From the beginning, Christian churches, in contrast to the ancient temples, were intended to be places for the assembling of the faithful.
The temperament of the people of the East and of the South where Christian houses of worship first appeared required the admission of much light by large openings in the walls, that is, by windows.
In Western Europe, or rather in the countries under Roman influence, the places where the windows existed on the side aisles can no longer be identified with absolute certainty, owing to the chapels and additions that were later frequently built.
In the East, however, where it was customary to select isolated sites for church buildings large windows were the rule.

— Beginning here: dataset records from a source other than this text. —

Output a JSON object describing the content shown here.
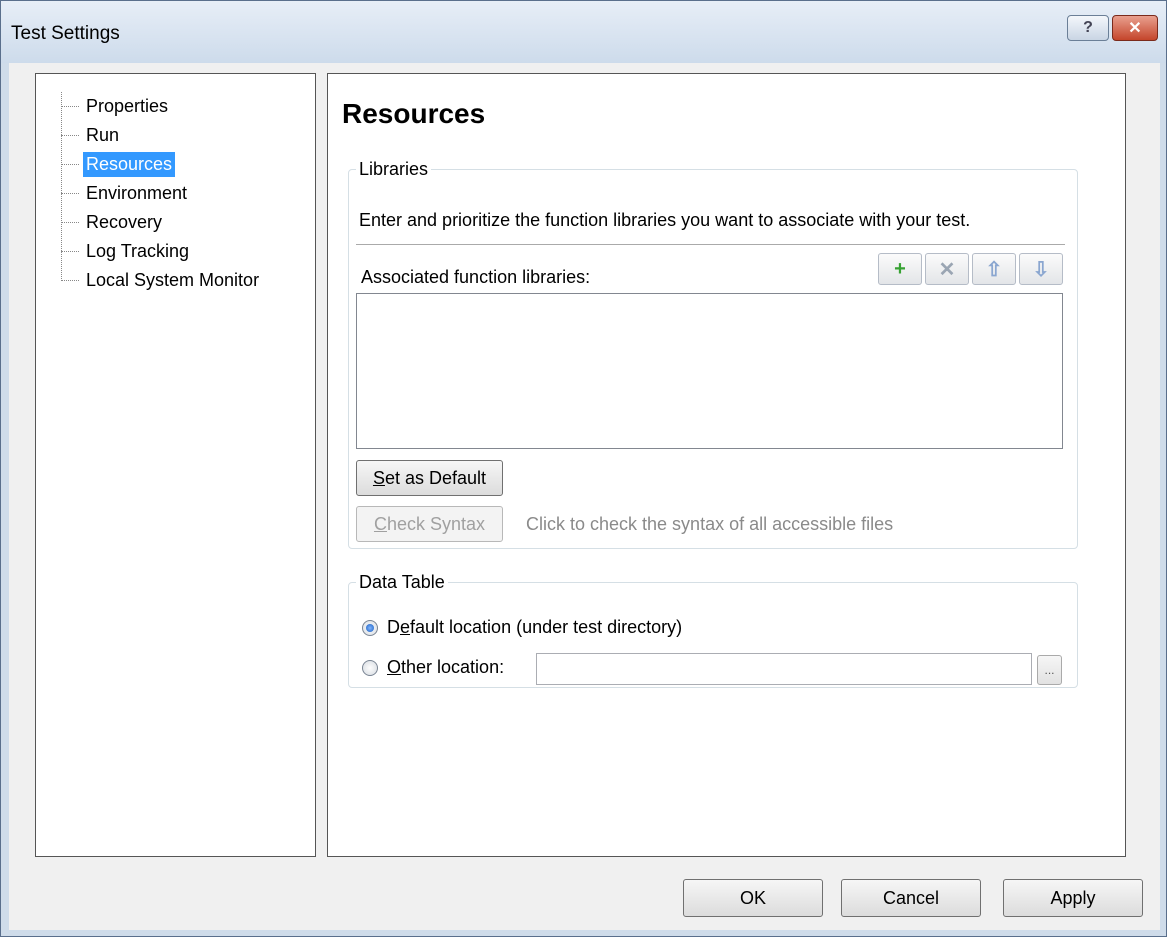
{
  "window": {
    "title": "Test Settings",
    "help_label": "?",
    "close_label": "✕"
  },
  "nav": {
    "items": [
      {
        "label": "Properties",
        "selected": false
      },
      {
        "label": "Run",
        "selected": false
      },
      {
        "label": "Resources",
        "selected": true
      },
      {
        "label": "Environment",
        "selected": false
      },
      {
        "label": "Recovery",
        "selected": false
      },
      {
        "label": "Log Tracking",
        "selected": false
      },
      {
        "label": "Local System Monitor",
        "selected": false
      }
    ]
  },
  "page": {
    "title": "Resources"
  },
  "libraries": {
    "legend": "Libraries",
    "description": "Enter and prioritize the function libraries you want to associate with your test.",
    "associated_label": "Associated function libraries:",
    "tools": {
      "add": "+",
      "remove": "✕",
      "up": "⇧",
      "down": "⇩"
    },
    "items": [],
    "set_default": {
      "accel": "S",
      "rest": "et as Default"
    },
    "check_syntax": {
      "accel": "C",
      "rest": "heck Syntax"
    },
    "check_hint": "Click to check the syntax of all accessible files"
  },
  "data_table": {
    "legend": "Data Table",
    "default_option": {
      "before": "D",
      "accel": "e",
      "rest": "fault location (under test directory)",
      "checked": true
    },
    "other_option": {
      "accel": "O",
      "rest": "ther location:",
      "checked": false
    },
    "other_value": "",
    "browse_label": "..."
  },
  "footer": {
    "ok": "OK",
    "cancel": "Cancel",
    "apply": "Apply"
  }
}
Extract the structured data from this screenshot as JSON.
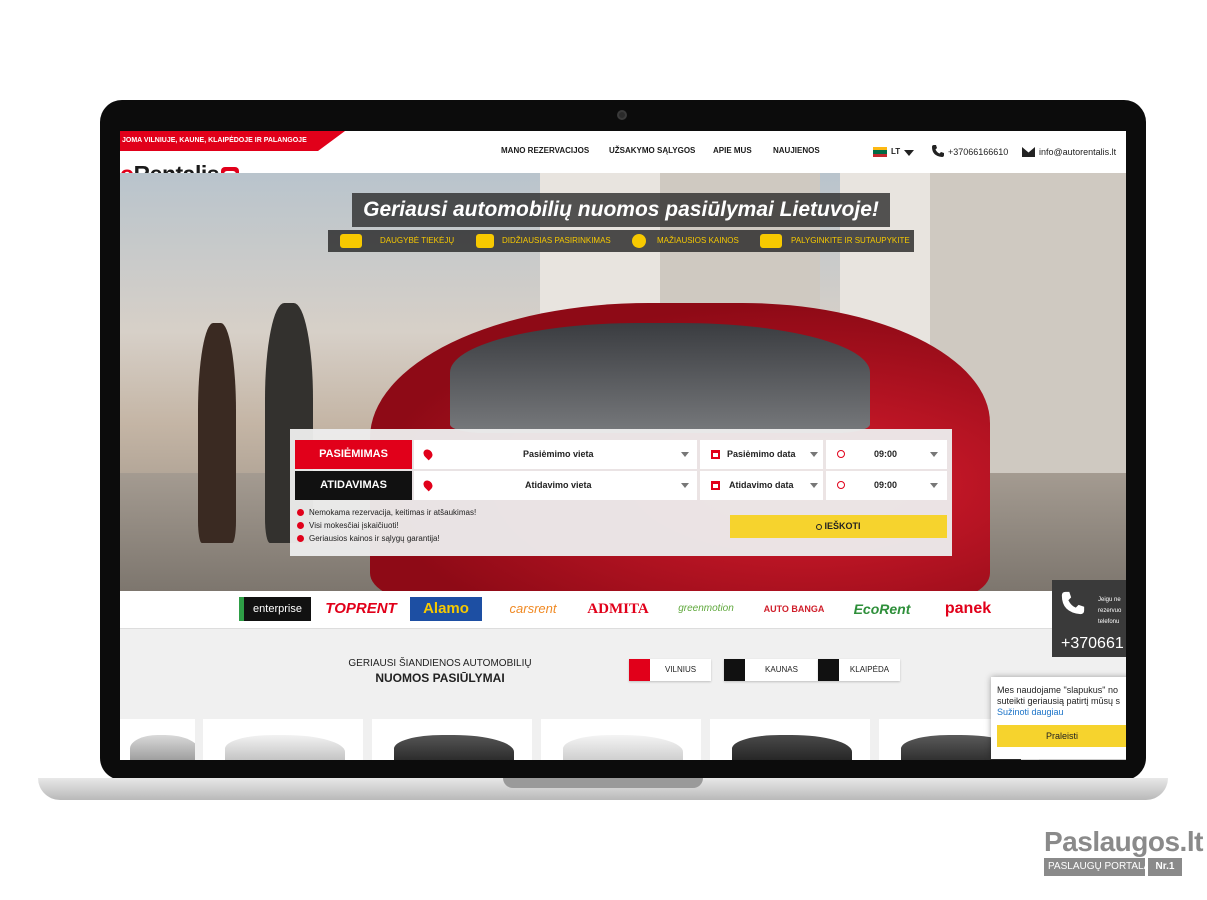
{
  "promo_text": "JOMA VILNIUJE, KAUNE, KLAIPĖDOJE IR PALANGOJE",
  "logo": {
    "prefix": "o",
    "text": "Rentalis"
  },
  "nav": {
    "reservations": "MANO REZERVACIJOS",
    "conditions": "UŽSAKYMO SĄLYGOS",
    "about": "APIE MUS",
    "news": "NAUJIENOS"
  },
  "lang": "LT",
  "contact": {
    "phone": "+37066166610",
    "email": "info@autorentalis.lt"
  },
  "hero": {
    "title": "Geriausi automobilių nuomos pasiūlymai Lietuvoje!",
    "features": [
      {
        "label": "DAUGYBĖ TIEKĖJŲ",
        "icon": "car-icon"
      },
      {
        "label": "DIDŽIAUSIAS PASIRINKIMAS",
        "icon": "list-icon"
      },
      {
        "label": "MAŽIAUSIOS KAINOS",
        "icon": "percent-icon"
      },
      {
        "label": "PALYGINKITE IR SUTAUPYKITE",
        "icon": "scales-icon"
      }
    ]
  },
  "search": {
    "pickup_label": "PASIĖMIMAS",
    "dropoff_label": "ATIDAVIMAS",
    "pickup_location": "Pasiėmimo vieta",
    "dropoff_location": "Atidavimo vieta",
    "pickup_date": "Pasiėmimo data",
    "dropoff_date": "Atidavimo data",
    "pickup_time": "09:00",
    "dropoff_time": "09:00",
    "bullets": [
      "Nemokama rezervacija, keitimas ir atšaukimas!",
      "Visi mokesčiai įskaičiuoti!",
      "Geriausios kainos ir sąlygų garantija!"
    ],
    "button": "IEŠKOTI"
  },
  "brands": [
    "enterprise",
    "TOPRENT",
    "Alamo",
    "carsrent",
    "ADMITA",
    "greenmotion",
    "AUTO BANGA",
    "EcoRent",
    "panek"
  ],
  "phone_widget": {
    "text": "Jeigu ne rezervuo telefonu",
    "number": "+370661"
  },
  "deals": {
    "title_line1": "GERIAUSI ŠIANDIENOS AUTOMOBILIŲ",
    "title_line2": "NUOMOS PASIŪLYMAI",
    "cities": [
      "VILNIUS",
      "KAUNAS",
      "KLAIPĖDA"
    ]
  },
  "cookie": {
    "text": "Mes naudojame \"slapukus\" no suteikti geriausią patirtį mūsų s",
    "link": "Sužinoti daugiau",
    "button": "Praleisti"
  },
  "watermark": {
    "main": "Paslaugos.lt",
    "sub": "PASLAUGŲ PORTALAS",
    "badge": "Nr.1"
  },
  "colors": {
    "accent": "#e1001a",
    "yellow": "#f6d32d",
    "dark": "#1a1a1a"
  }
}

Of that troublous period which extended to the time of Charlemagne and later until the beginning of Romanesque art, few monuments remain that give a clear conception of the window architecture then in vogue.

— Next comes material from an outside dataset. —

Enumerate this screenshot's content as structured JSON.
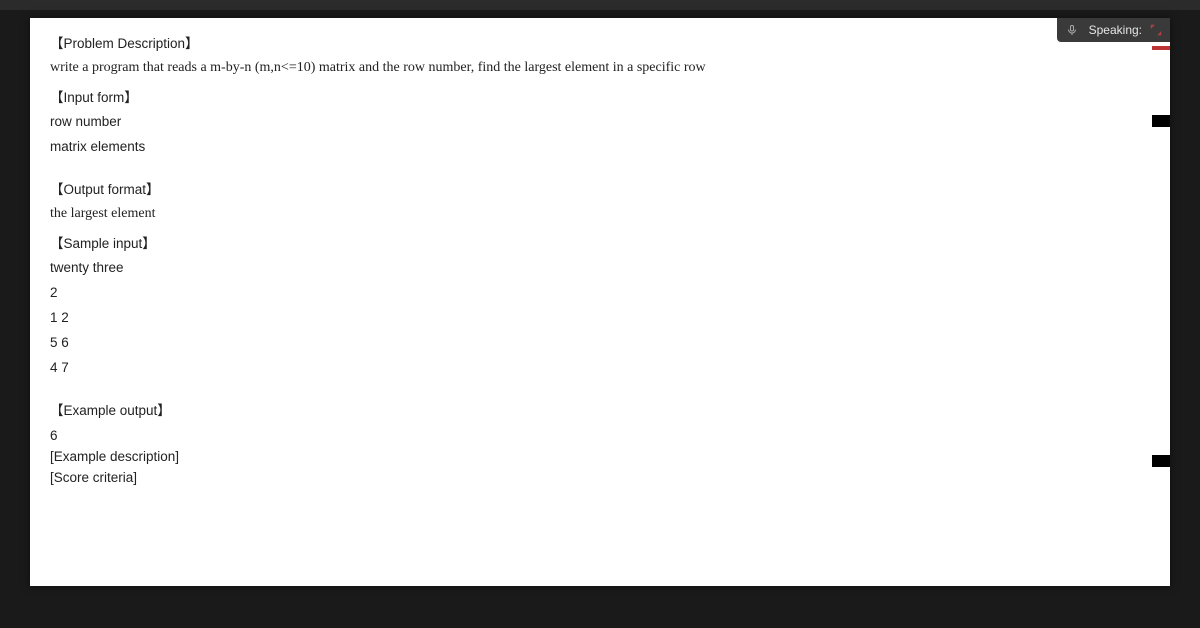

According to Haupt's researches, the windows of the earliest Germanic churches had a round arch above, which was generally a hollowed stone.

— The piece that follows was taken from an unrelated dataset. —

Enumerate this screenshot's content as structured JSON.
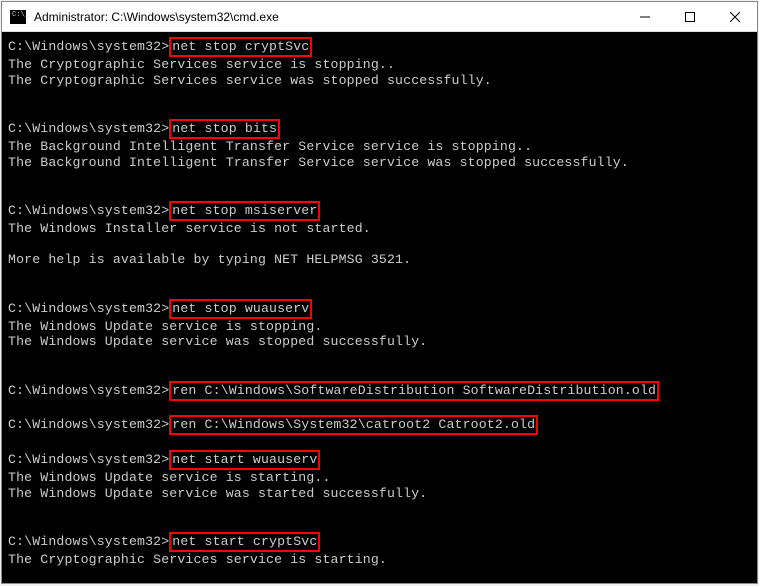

Up to the twelfth century the windows of the Romanesque churches had small openings for light, a sloping intrados, and an inclined sill.
Gothic art adopted this framework, merely changing the round arch into a pointed one, and later replacing the rectangular intervals of the intrados by flutings.
Tracery is formed by setting together separate parts of a circle called foils; their points of contact are named cusps.
Still light openings with slender connexions between them and enclosed in rectangular frames are to found in houses built of stone, particularly in the late Renaissance.
The framing which the Renaissance had given the windows remained customary during the Baroque period, but in agreement with the entire development of the style they were augmented, were more artificial, and had less repose.